In the shorter version, some typically dense percussion patterns open the proceedings before some funereal piano chords unravel slowly in the background. All of a sudden the unmistakeable gargle of Waits galumphs into a rhythmic hornpipe. The lyric clearly of reference, as is the tone, to current events, it is the sound of an army in a quick step march, Waits providing a propulsive chant to galvanise morale. It couldn’t really stray any further from the tried and tested Massive Attack MO, and, even f the piano strays a little close to the theme from Luther, so be it.

The 4 minute version comes also extended to near twice that, agitated breathing and found sound as bookends, and an extended dystopian sense of disarray at the centre, along with a disarming prolonged pause. A less easy listen, each exist to complement the other, not least as the intent is to, at least, cause alarm.

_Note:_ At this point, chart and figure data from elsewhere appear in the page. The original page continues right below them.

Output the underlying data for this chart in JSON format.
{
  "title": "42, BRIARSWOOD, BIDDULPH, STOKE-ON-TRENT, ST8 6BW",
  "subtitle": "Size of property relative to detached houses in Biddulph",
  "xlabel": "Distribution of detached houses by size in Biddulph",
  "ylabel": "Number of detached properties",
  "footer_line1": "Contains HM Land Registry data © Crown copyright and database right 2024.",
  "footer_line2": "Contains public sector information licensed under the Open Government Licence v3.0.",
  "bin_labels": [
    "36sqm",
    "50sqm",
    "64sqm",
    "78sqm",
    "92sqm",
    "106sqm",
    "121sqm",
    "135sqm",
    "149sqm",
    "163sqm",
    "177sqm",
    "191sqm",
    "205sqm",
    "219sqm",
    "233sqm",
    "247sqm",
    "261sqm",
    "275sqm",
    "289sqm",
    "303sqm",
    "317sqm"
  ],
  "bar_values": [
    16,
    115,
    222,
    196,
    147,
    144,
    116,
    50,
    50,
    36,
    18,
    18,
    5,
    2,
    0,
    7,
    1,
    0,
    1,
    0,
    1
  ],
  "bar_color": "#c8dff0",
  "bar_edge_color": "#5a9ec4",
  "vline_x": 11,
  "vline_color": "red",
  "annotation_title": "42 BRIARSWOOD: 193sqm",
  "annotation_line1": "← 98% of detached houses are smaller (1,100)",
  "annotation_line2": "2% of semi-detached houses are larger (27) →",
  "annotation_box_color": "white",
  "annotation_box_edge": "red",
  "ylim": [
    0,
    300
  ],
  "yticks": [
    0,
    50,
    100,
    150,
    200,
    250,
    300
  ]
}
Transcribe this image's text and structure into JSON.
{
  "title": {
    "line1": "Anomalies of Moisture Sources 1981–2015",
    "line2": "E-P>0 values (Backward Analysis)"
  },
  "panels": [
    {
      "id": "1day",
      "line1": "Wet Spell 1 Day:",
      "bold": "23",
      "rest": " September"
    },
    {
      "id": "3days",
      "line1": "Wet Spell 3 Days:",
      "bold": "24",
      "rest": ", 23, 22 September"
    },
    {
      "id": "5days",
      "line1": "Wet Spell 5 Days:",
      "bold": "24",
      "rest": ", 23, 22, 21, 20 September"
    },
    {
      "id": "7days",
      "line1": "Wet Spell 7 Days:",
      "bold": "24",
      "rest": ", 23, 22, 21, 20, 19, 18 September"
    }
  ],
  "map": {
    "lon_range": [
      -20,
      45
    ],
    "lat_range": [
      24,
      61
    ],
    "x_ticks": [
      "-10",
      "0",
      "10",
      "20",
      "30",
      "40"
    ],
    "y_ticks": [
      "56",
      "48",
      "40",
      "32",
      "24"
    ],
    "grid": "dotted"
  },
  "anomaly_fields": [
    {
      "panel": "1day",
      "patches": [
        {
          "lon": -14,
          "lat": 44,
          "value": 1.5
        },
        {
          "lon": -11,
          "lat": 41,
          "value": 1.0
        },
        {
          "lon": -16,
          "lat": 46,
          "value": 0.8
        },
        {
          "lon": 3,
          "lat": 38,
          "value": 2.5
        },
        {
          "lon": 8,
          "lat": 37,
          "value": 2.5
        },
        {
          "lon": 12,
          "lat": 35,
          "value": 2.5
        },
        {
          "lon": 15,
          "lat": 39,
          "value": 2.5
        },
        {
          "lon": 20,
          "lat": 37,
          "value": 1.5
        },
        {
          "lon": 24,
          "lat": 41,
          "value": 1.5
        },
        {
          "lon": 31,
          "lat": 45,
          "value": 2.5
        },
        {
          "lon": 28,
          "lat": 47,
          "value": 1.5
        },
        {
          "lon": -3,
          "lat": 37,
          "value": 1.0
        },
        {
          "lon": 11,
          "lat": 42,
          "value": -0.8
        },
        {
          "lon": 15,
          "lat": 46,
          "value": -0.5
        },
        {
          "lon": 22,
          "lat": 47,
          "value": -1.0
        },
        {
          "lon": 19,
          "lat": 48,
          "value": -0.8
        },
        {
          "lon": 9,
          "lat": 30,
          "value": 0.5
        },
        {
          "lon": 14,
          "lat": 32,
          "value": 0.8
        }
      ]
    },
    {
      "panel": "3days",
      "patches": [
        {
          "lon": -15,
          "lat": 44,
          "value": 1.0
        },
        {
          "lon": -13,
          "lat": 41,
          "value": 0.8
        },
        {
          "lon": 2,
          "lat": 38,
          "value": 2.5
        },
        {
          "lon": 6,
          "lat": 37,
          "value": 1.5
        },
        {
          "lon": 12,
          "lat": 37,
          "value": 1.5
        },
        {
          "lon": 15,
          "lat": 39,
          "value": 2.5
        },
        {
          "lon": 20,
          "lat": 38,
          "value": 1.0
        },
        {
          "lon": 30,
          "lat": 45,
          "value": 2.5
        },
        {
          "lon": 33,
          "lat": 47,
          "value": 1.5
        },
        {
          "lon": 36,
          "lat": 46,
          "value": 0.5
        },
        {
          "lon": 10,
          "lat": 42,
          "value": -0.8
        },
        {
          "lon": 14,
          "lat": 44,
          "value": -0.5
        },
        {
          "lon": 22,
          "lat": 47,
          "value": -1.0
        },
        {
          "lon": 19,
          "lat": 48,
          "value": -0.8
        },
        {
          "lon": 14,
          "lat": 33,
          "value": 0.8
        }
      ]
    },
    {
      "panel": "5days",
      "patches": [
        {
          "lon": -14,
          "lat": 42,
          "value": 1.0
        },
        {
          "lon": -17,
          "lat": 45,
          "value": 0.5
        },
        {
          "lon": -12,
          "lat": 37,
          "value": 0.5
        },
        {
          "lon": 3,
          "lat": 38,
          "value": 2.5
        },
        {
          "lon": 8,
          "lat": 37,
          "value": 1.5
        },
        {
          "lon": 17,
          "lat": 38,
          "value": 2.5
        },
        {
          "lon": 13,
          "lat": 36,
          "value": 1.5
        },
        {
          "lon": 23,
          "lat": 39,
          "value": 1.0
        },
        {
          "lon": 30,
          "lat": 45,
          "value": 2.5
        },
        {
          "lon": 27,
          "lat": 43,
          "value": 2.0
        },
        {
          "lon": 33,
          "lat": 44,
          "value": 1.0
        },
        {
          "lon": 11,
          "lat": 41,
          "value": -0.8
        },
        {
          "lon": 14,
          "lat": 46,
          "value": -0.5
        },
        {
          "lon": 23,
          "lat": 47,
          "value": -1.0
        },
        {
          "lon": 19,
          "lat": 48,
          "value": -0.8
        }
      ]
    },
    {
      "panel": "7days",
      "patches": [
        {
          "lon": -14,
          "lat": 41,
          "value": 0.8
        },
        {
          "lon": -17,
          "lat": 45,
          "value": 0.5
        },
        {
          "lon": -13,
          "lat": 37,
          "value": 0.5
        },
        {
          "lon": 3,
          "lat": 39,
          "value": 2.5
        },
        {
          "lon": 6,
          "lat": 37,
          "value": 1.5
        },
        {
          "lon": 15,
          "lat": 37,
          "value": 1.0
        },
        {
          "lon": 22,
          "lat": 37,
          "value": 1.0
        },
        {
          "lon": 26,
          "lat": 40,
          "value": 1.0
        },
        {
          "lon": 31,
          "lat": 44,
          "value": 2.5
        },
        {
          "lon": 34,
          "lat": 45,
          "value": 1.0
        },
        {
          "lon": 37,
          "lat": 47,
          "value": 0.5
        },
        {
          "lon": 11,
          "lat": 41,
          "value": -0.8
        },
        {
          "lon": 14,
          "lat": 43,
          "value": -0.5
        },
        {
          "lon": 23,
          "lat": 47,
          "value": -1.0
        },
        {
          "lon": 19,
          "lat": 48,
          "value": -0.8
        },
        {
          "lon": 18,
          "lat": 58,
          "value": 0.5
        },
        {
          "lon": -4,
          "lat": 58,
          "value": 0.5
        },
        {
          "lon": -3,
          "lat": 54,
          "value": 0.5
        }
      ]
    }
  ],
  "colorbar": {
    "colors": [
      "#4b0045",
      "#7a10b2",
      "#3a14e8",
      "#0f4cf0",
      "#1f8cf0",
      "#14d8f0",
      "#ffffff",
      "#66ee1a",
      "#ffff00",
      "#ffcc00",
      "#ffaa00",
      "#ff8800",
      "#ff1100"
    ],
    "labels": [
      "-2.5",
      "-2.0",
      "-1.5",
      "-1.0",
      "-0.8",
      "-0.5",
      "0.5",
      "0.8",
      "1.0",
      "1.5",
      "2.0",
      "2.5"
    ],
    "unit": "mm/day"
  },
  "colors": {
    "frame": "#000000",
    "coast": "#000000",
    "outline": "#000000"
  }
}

Welcome back!



JIM GHEDI – THE HUNGRY CHILD

If you already thought Ghedi a dark and unnerving force beforehand, boy has he upped that sense of malevolent wyrd….. Black Metal is a genre we are familiar with, but here’s Black Folk, with all the death walks among you vibe you could ever scream for.

“I wanted to push the sound even more heavier, chaotic almost like capturing the sound of destruction, as things are collapsing around us“, says Ghedi, and this is a further missive from from the same sort of wasteland that informed his 2025 album of that name,

A translation of a German poem, The Procrastination Song, the lyric remains as prescient as it ever was, the story of a starving child, who’s pleading for food and told to wait until it’s too late. Thunderous backing and treated vocals take Ghedi’s vision of folk music deeper into the void, yet simultaneously retaining all the demands of a living tradition, if more brooding, darker and electronic than previously. One fears quite where he may tread next.